A decisão recorrida afastou o exercício, de facto, de funções de A………… como treinador principal da equipa de futebol sénior, do FC ………., na época de 2018/2019, mais concretamente após 1.8.2018, porque este agente desportivo possuía a qualificação de treinador de desporto de «Futebol — Grau I», e o disposto no art 63°, n° 2 do Regulamento do Campeonato de Portugal exige que o treinador principal de equipa interveniente no Campeonato de Portugal deve estar habilitado com Grau II.
Foi para colmatar esta falta de habilitação de A…………, para dirigir a equipa do FC ……… no Campeonato de Portugal, na época 2018/2019, de modo a salvaguardar o trabalho que vinha sendo desenvolvido pela equipa técnica da época de 2017/2018, que, de facto e por contrato, assumiu as funções de treinador principal B………...”

3. A FPF não se conforma com tal decisão, pelo que pede a admissão desta Revista para o que, entre outras, formula as seguintes conclusões:
“2. A questão em apreço diz respeito à habilitação de treinadores para exercerem tais funções em determinada competição, em situação de igualdade para com os seus competidores, o que, por conseguinte, pode afetar a própria competição. Com efeito, a violação das disposições legais e regulamentares relativas à exigência de graus específicos para orientar determinada equipa em determinada competição, e o respetivo controlo, para além de levantar questões jurídicas complexas, tem assinalável importância social uma vez que, infelizmente, condutas como as sub judice invertem completamente os objetivos do legislador, do regulador e criam enormes desigualdades na competição.
6. Recorde-se que o que está em causa nos presentes autos é a utilização efetiva de um treinador sem a habilitação necessária para exercer as funções de treinador principal no Campeonato de Portugal – prova organizada pela Federação Portuguesa de Futebol – bem como a simulação que lhe está associada, em colocar, no contrato e no ato de inscrição, como treinador principal alguém que, apesar de ter as habilitações necessárias, era, efetivamente, apenas treinador-adjunto.
31. A celebração de contrato de treinador principal com B…………. e contrato de treinador adjunto com o Treinador A……….. consubstanciou uma simulação, porquanto não havia correspondência entre a vontade real dos outorgantes e a vontade expressa declarada em tais documentos”

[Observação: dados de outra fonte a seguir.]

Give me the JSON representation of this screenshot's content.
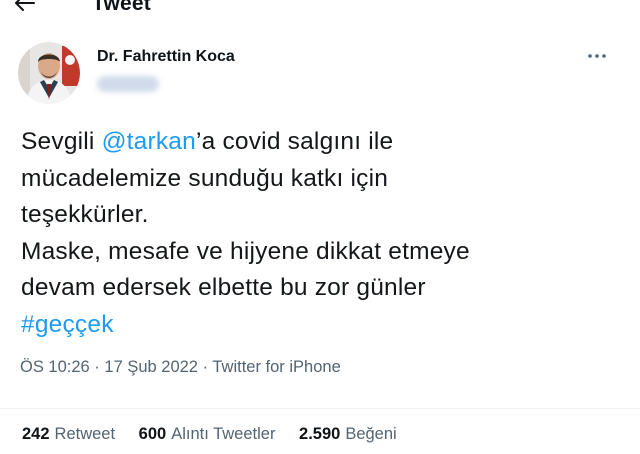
{
  "header": {
    "title": "Tweet",
    "back_icon": "arrow-left-icon"
  },
  "author": {
    "name": "Dr. Fahrettin Koca",
    "more_icon": "more-horizontal-icon",
    "avatar_icon": "avatar"
  },
  "tweet": {
    "line1_pre": "Sevgili ",
    "line1_mention": "@tarkan",
    "line1_post": "’a covid salgını ile",
    "line2": "mücadelemize sunduğu katkı için",
    "line3": "teşekkürler.",
    "line4": "Maske, mesafe ve hijyene dikkat etmeye",
    "line5": "devam edersek elbette bu zor günler",
    "hashtag": "#geççek"
  },
  "meta": {
    "time": "ÖS 10:26",
    "separator1": " · ",
    "date": "17 Şub 2022",
    "separator2": " · ",
    "source": "Twitter for iPhone"
  },
  "stats": {
    "retweets_count": "242",
    "retweets_label": "Retweet",
    "quotes_count": "600",
    "quotes_label": "Alıntı Tweetler",
    "likes_count": "2.590",
    "likes_label": "Beğeni"
  },
  "colors": {
    "link": "#1d9bf0",
    "secondary_text": "#536471",
    "primary_text": "#0f1419"
  }
}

4. O que ora está em causa é a questão de saber se o Acórdão recorrido ajuizou correctamente quando considerou que era desnecessária a inquirição da prova testemunhal para demonstrar a invocada simulação dos contratos de trabalho celebrados entre os Recorridos uma vez que as situações que levaram a FPF a concluir por essa simulação não só eram inconsistentes como as normas citadas impossibilitavam essa audição.
Ora, tudo indica que essa apreciação não merece a censura que lhe é feita pelo que a admissão do recurso não é claramente necessária para uma melhor aplicação do direito sendo que, por outro lado, não está em causa a apreciação de uma questão que, pela sua relevância jurídica ou social, se revista de importância fundamental.
Acresce que, apesar de não decisivo não deve ser desvalorizada, a circunstância das decisões do TAD e do TCA são convergentes e fundadas num discurso jurídico semelhante.


Decisão.
Termos em que os Juízes que compõem este Tribunal acordam em não admitir a revista.
Custas pelo Recorrente.
Porto, 12 de Novembro de 2019. – Costa Reis (relator) – Madeira dos Santos – Teresa de Sousa.